Entretanto, algo que até há pouco não parecia tão claro é: por que a tentativa de desestabilização do lulismo foi começada já em 2005, durante um primeiro governo Lula surpreendentemente conservador, quando o então presidente adulava as elites com a manutenção da austeridade neoliberal e um intenso crescimento de ganhos?

Muito embora Lula tenha passado a investir em programas sociais – como nunca antes na história –, este valor, contudo não dispendia quase nada do PIB: de fato, não passou de uma quantia ínfima, a verba pública que logrou diminuir, segundo a FAO-ONU, em 75% a “extrema-pobreza” no País; e isto enquanto, em tempos de bonanças, grandes empresas e bancos subtraiam do povo lucros récordes.

Na próxima coluna, vejamos alguns elementos que podem apoiar uma reflexão mais aprofundada sobre esse tema.

Uma hipótese que emerge com novos estudos econômicos e socioculturais (o que aqui se defende como um dos pilares do golpismo construído cuidadosamente entre 2005 e 2016), é a de que a revolta das classes abastadas neste período não foi das “classes altas”, e nem das classes propriamente “médias” (cujo poder de compra aumentou), mas das poderosas “classes médias-altas” (por exemplo industriais de médio porte, mas sem sua própria instituição financeira), parcelas das elites de gostos refinadíssimos, as quais, aproveitando menos as vacas gordas (dirigidas aos altos escalões), indignaram-se com o aumento dos impostos que Lula promoveu sobre os “produtos industrializados” de modo geral, e sobre os “importados”, em particular.

Por outro lado, e isso preocupava e preocupa as “classes altas”, é um tempo em que mesmo organizações próximas ao lulismo (caso da CUT), nos ares renovados daquele que parecia um “novo tempo”, voltam a levantar o debate sobre o mais justo imposto constitucional: aquele sobre as grandes fortunas – jamais debatido, mas previsto na Constituição (uma lei aliás recorrente em países europeus de elites menos “antinacionais”).

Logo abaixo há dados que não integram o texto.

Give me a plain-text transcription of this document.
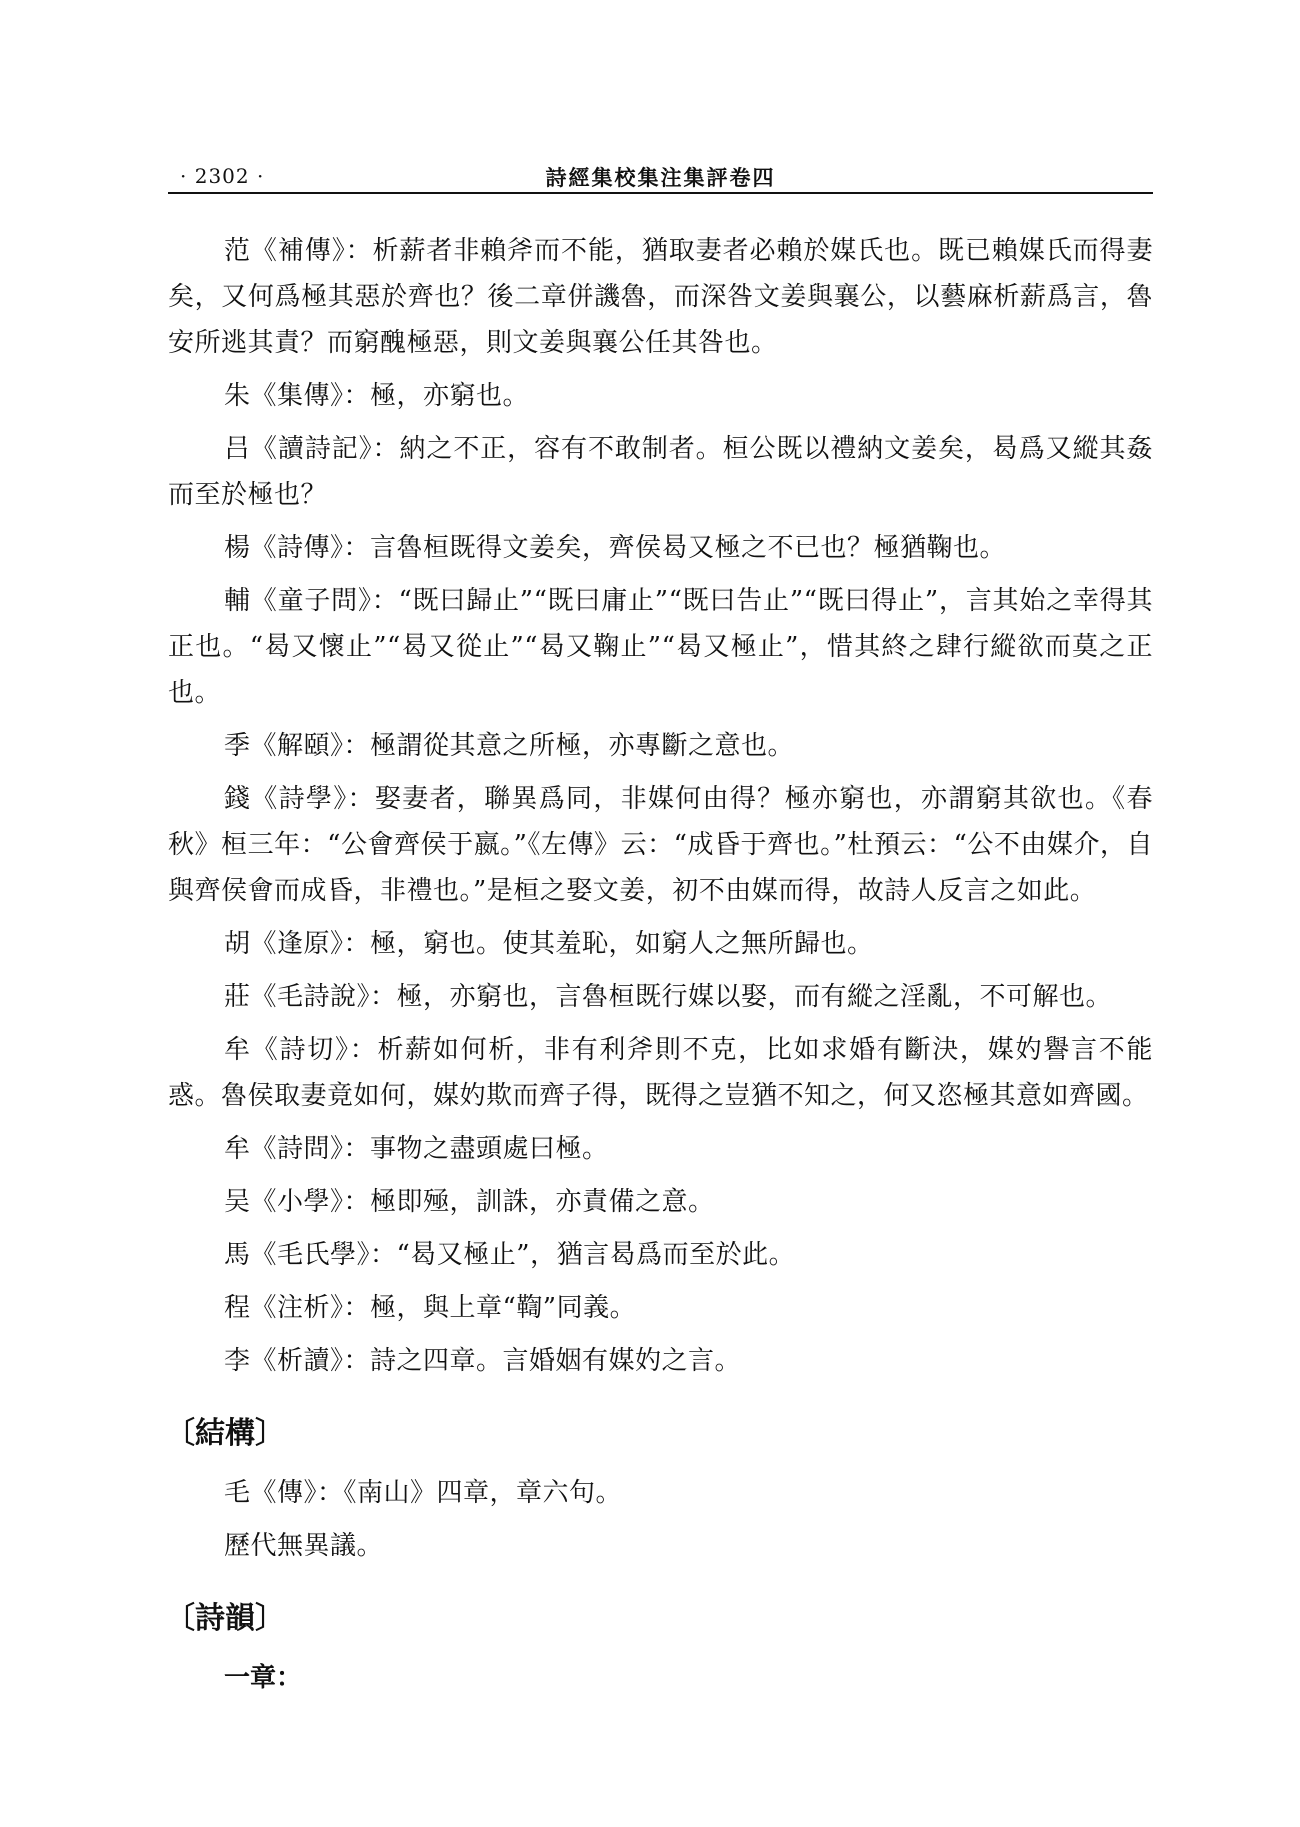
· 2302 ·	詩經集校集注集評卷四

范《補傳》：析薪者非賴斧而不能，猶取妻者必賴於媒氏也。既已賴媒氏而得妻矣，又何爲極其惡於齊也？後二章併譏魯，而深咎文姜與襄公，以藝麻析薪爲言，魯安所逃其責？而窮醜極惡，則文姜與襄公任其咎也。

朱《集傳》：極，亦窮也。

吕《讀詩記》：納之不正，容有不敢制者。桓公既以禮納文姜矣，曷爲又縱其姦而至於極也？

楊《詩傳》：言魯桓既得文姜矣，齊侯曷又極之不已也？極猶鞠也。

輔《童子問》：“既曰歸止”“既曰庸止”“既曰告止”“既曰得止”，言其始之幸得其正也。“曷又懷止”“曷又從止”“曷又鞠止”“曷又極止”，惜其終之肆行縱欲而莫之正也。

季《解頤》：極謂從其意之所極，亦專斷之意也。

錢《詩學》：娶妻者，聯異爲同，非媒何由得？極亦窮也，亦謂窮其欲也。《春秋》桓三年：“公會齊侯于嬴。”《左傳》云：“成昏于齊也。”杜預云：“公不由媒介，自與齊侯會而成昏，非禮也。”是桓之娶文姜，初不由媒而得，故詩人反言之如此。

胡《逢原》：極，窮也。使其羞恥，如窮人之無所歸也。

莊《毛詩說》：極，亦窮也，言魯桓既行媒以娶，而有縱之淫亂，不可解也。

牟《詩切》：析薪如何析，非有利斧則不克，比如求婚有斷決，媒妁譽言不能惑。魯侯取妻竟如何，媒妁欺而齊子得，既得之豈猶不知之，何又恣極其意如齊國。

牟《詩問》：事物之盡頭處曰極。

吴《小學》：極即殛，訓誅，亦責備之意。

馬《毛氏學》：“曷又極止”，猶言曷爲而至於此。

程《注析》：極，與上章“鞫”同義。

李《析讀》：詩之四章。言婚姻有媒妁之言。

〔結構〕

毛《傳》：《南山》四章，章六句。

歷代無異議。

〔詩韻〕
一章：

Como a popularidade de Lula no período não era das mais altas (e logo se previa que crescesse, como de fato cresceu), foi o momento certo para desestabilizá-lo, afastando o “perigo” da justiça social, por menor que fosse com o lulismo.

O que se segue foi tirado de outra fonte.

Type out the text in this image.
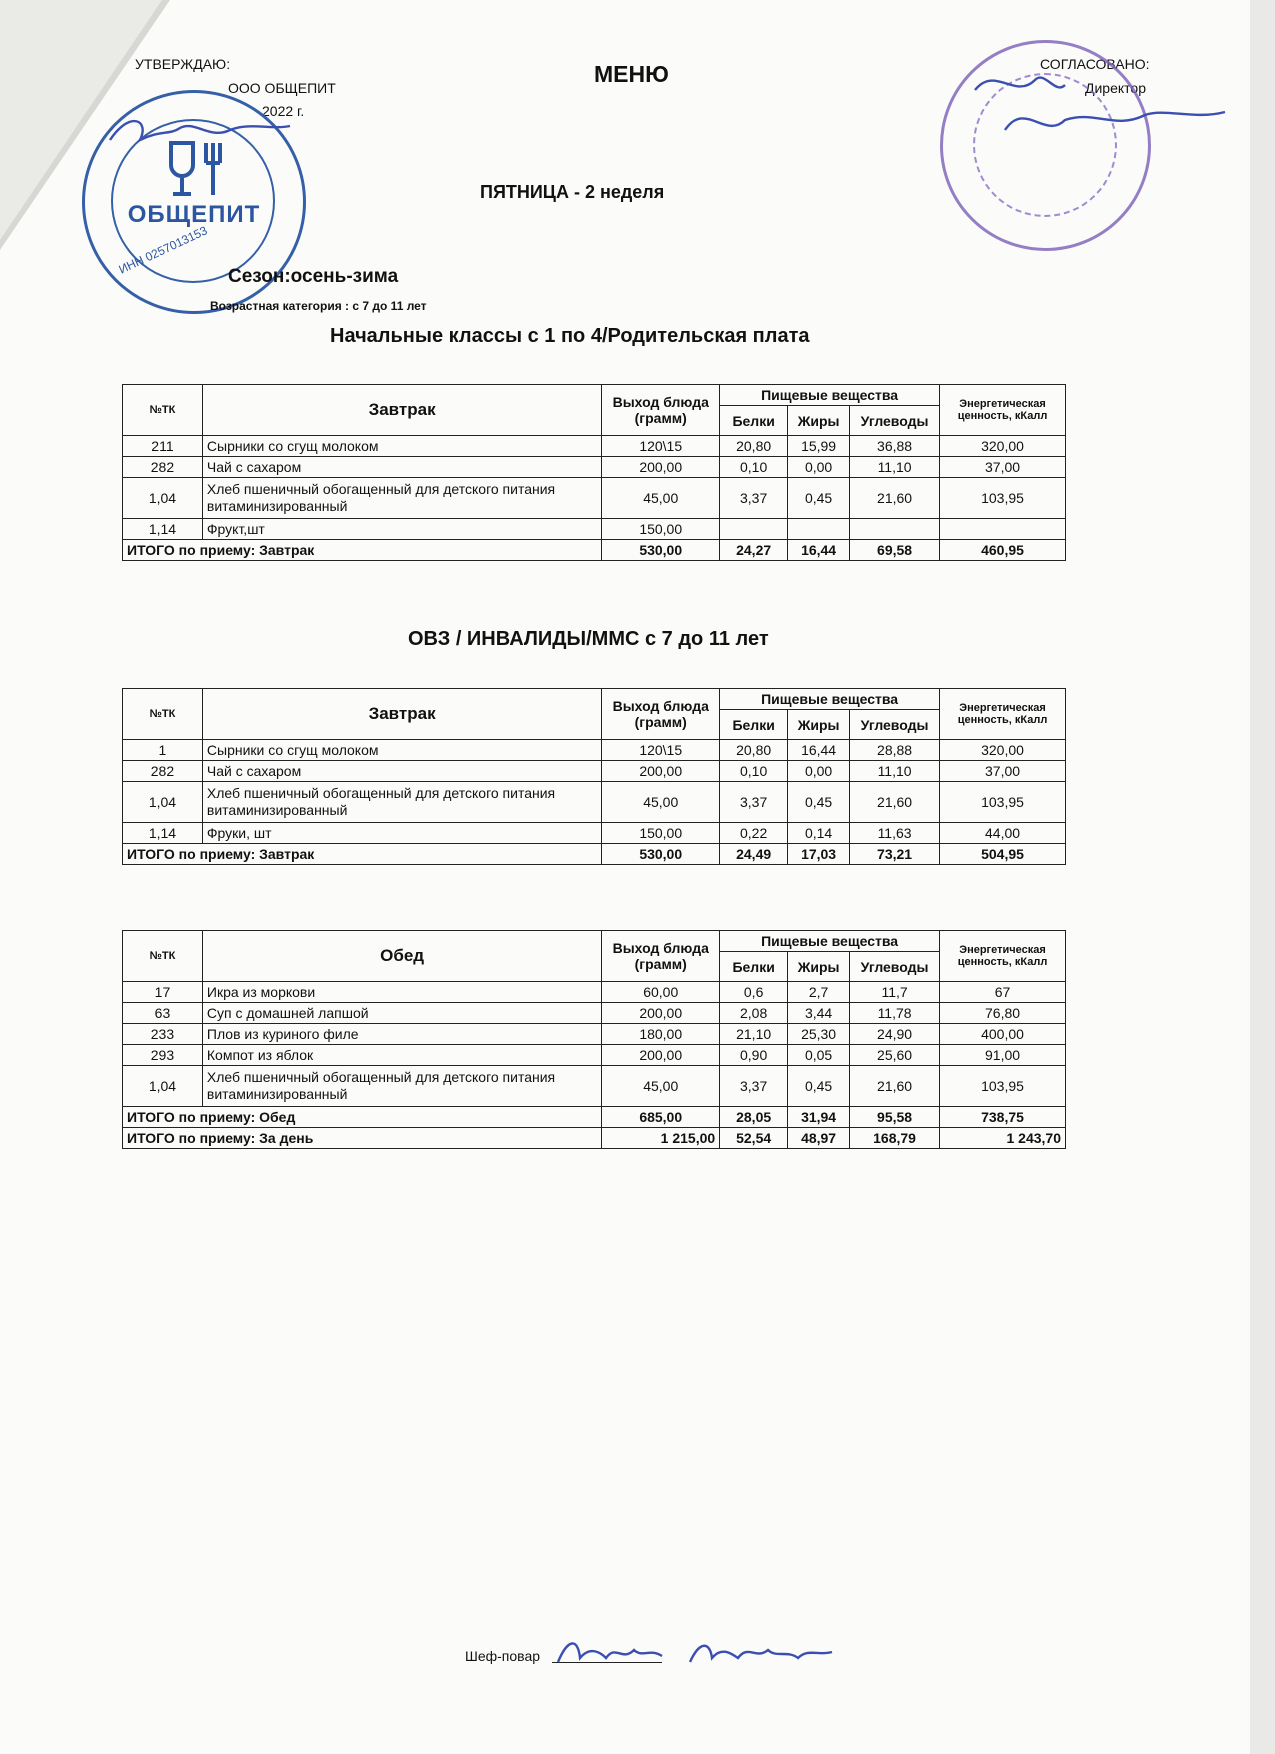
УТВЕРЖДАЮ:
ООО ОБЩЕПИТ
2022 г.
ОБЩЕПИТ
ИНН 0257013153
МЕНЮ	СОГЛАСОВАНО:
Директор
ПЯТНИЦА - 2 неделя
Сезон:осень-зима
Возрастная категория : с 7 до 11 лет
Начальные классы с 1 по 4/Родительская плата
№ТК	Завтрак	Выход блюда (грамм)	Пищевые вещества			Энергетическая ценность, кКалл
			Белки	Жиры	Углеводы	
211	Сырники со сгущ молоком	120\15	20,80	15,99	36,88	320,00
282	Чай с сахаром	200,00	0,10	0,00	11,10	37,00
1,04	Хлеб пшеничный обогащенный для детского питания витаминизированный	45,00	3,37	0,45	21,60	103,95
1,14	Фрукт,шт	150,00				
ИТОГО по приему: Завтрак		530,00	24,27	16,44	69,58	460,95
ОВЗ / ИНВАЛИДЫ/ММС с 7 до 11 лет
№ТК	Завтрак	Выход блюда (грамм)	Пищевые вещества			Энергетическая ценность, кКалл
			Белки	Жиры	Углеводы	
1	Сырники со сгущ молоком	120\15	20,80	16,44	28,88	320,00
282	Чай с сахаром	200,00	0,10	0,00	11,10	37,00
1,04	Хлеб пшеничный обогащенный для детского питания витаминизированный	45,00	3,37	0,45	21,60	103,95
1,14	Фруки, шт	150,00	0,22	0,14	11,63	44,00
ИТОГО по приему: Завтрак		530,00	24,49	17,03	73,21	504,95
№ТК	Обед	Выход блюда (грамм)	Пищевые вещества			Энергетическая ценность, кКалл
			Белки	Жиры	Углеводы	
17	Икра из моркови	60,00	0,6	2,7	11,7	67
63	Суп с домашней лапшой	200,00	2,08	3,44	11,78	76,80
233	Плов из куриного филе	180,00	21,10	25,30	24,90	400,00
293	Компот из яблок	200,00	0,90	0,05	25,60	91,00
1,04	Хлеб пшеничный обогащенный для детского питания витаминизированный	45,00	3,37	0,45	21,60	103,95
ИТОГО по приему: Обед		685,00	28,05	31,94	95,58	738,75
ИТОГО по приему: За день		1 215,00	52,54	48,97	168,79	1 243,70
Шеф-повар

A isto se some a lenta disputa pela hegemonia ideológica – o que se faz em médio e longo prazo através dos investimentos em educação e democratização da mídia. Lula fez muito pouco pela educação, é certo, e quase nada pela comunicação alternativa ao pensamento único. Mas no Brasil em que juiz ganha salários mensais de R$ 200 mil e ainda esbraveja por “auxílio-educação” para seus filhinhos de até 24 anos, um País em que um panfleto do baixo nível da Veja (e não só político, mas cultural) é a leitura mais disseminada nas escolas e consultórios médicos e escritórios executivos desta seminação, convenhamos: o lulismo não foi assim tão pouco.